In Less Than Nothing, while talking about democracy and power with regard to its particular emptiness, Slavoj Žižek briefly mentions Lenin’s critique of relying upon a “big Other” for political decisions:
Does this not fit the general matrix of Kant’s solutions, where metaphysical propositions (God, immortality, etc.) are asserted, “under erasure,” as postulates? Consequently, would not the true task be precisely to get rid of the very mystique of the place of power? This is why, in his writings of 1917, Lenin reserves his most acerbic irony for those who engage in an endless search for some kind of “guarantee” for the revolution. This guarantee takes two main forms, in terms of either the reified notion of social Necessity (the revolution must not be risked too early; one has to wait for the right moment, when the situation is “mature” with regard to the laws of historical development) or the idea of normative (“democratic”) legitimacy (“the majority of the population is not on our side, so the revolution would not really be democratic”)—as if, before the revolutionary agents risk the seizure of state power, it should seek permission from some figure of the big Other […] (120).
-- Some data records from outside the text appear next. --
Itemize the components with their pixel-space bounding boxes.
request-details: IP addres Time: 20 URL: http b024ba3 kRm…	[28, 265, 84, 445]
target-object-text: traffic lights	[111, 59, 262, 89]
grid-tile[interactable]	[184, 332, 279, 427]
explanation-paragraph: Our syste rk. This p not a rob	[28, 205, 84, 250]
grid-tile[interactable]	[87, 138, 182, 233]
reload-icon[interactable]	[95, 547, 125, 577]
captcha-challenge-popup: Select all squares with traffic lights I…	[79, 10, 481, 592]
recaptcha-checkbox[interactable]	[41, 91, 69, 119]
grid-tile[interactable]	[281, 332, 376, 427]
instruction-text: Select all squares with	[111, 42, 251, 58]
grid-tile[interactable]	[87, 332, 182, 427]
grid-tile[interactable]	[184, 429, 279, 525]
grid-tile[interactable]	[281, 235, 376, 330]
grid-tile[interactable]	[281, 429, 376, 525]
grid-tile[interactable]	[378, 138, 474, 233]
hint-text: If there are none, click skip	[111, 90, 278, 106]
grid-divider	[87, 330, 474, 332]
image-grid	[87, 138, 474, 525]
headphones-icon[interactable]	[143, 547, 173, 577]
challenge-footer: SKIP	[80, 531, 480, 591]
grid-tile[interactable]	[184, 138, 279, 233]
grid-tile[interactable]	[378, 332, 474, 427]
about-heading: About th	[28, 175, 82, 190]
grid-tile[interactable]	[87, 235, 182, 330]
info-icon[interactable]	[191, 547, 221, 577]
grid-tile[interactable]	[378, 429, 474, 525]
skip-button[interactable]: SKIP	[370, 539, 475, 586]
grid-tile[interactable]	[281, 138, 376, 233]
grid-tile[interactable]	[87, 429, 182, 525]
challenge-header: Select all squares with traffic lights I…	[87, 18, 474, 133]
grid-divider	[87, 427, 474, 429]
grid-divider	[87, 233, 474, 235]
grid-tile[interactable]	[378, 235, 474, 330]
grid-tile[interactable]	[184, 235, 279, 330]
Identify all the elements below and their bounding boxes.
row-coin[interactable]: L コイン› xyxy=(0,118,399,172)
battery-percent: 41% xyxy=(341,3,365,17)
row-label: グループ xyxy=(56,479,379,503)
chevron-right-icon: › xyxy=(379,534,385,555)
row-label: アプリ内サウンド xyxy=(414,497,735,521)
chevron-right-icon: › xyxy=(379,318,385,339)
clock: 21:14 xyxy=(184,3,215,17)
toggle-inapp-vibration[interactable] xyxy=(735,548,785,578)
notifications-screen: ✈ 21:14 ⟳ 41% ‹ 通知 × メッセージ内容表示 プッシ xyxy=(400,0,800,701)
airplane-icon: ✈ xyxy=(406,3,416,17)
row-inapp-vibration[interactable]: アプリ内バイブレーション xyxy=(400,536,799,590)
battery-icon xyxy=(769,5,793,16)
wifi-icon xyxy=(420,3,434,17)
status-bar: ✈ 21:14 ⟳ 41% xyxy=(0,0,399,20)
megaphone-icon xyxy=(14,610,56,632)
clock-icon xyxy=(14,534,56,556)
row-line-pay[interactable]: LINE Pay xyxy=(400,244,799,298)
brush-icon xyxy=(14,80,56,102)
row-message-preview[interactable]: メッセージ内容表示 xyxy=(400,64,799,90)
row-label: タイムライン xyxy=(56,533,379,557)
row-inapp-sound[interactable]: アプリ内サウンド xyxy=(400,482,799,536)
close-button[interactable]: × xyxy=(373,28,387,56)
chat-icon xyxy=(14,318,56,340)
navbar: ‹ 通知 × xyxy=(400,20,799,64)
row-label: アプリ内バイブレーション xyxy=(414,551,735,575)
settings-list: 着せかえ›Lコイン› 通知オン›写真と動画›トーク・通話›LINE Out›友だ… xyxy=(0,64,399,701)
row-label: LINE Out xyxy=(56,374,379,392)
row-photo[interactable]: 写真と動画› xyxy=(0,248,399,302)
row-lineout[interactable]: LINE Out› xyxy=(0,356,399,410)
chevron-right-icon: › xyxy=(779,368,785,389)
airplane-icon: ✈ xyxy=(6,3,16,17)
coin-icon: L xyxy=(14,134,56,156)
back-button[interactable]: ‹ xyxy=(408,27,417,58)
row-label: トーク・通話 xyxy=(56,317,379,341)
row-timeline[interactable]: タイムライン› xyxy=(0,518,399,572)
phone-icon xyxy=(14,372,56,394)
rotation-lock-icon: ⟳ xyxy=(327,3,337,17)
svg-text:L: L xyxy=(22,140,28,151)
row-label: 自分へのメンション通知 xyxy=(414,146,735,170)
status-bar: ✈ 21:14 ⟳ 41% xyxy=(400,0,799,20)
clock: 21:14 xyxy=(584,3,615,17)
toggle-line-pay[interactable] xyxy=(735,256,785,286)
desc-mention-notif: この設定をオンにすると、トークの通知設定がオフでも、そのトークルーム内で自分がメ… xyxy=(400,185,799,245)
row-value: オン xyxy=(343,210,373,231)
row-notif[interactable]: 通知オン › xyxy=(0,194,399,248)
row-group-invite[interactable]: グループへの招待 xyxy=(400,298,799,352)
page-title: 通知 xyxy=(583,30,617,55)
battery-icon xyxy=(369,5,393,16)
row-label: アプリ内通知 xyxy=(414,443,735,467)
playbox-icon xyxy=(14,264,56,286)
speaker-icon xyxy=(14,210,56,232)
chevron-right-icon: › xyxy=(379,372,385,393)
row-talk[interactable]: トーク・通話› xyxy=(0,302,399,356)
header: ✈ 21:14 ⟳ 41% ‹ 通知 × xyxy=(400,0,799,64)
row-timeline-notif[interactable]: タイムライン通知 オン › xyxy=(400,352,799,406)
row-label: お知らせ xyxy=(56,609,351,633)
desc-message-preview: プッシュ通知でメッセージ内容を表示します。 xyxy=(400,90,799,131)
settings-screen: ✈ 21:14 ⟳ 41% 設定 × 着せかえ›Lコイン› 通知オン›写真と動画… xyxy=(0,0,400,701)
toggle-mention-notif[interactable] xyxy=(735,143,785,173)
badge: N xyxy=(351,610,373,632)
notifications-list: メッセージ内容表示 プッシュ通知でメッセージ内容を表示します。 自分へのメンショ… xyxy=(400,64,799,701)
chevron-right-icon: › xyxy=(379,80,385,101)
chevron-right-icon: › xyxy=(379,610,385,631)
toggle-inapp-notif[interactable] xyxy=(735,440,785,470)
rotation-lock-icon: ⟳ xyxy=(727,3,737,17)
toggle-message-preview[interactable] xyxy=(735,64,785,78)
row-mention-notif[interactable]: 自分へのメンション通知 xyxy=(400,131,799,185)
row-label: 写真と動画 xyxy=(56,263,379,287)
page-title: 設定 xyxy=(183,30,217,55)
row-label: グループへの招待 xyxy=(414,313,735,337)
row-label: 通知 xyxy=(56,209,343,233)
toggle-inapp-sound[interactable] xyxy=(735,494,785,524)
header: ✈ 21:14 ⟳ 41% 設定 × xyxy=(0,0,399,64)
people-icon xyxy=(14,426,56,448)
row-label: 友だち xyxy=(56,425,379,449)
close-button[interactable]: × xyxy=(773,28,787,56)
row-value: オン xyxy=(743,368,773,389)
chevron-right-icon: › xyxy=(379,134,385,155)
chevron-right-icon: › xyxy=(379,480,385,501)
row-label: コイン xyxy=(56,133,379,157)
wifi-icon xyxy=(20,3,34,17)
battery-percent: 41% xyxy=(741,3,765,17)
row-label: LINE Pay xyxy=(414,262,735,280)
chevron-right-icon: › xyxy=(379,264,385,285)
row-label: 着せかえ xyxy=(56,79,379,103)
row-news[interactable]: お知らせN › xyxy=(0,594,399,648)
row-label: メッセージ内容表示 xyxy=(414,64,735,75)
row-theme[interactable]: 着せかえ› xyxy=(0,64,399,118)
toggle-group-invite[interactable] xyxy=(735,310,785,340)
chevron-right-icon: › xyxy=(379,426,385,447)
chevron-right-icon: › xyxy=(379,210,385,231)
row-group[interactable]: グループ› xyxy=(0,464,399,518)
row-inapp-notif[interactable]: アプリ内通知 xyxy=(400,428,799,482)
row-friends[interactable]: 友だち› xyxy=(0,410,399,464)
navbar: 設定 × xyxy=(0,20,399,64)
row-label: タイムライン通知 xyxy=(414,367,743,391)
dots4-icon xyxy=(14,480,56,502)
While I know very little about the 1917 Revolution, I do remember having read that Lenin was concerned explicitly about the proper timing of the revolution. I’ve looked through a bunch of essays to try to find where I read this, but without success. I remember reading (or maybe even hearing) that Lenin thought that if he didn’t act at a certain time, the revolution might have to wait years until the possibility arose again. Similarly, I think Trotskyists considered the end of World War II as a missed opportunity for revolution. This may be missing Žižek’s point about politics and power, but it still seemed worth mentioning.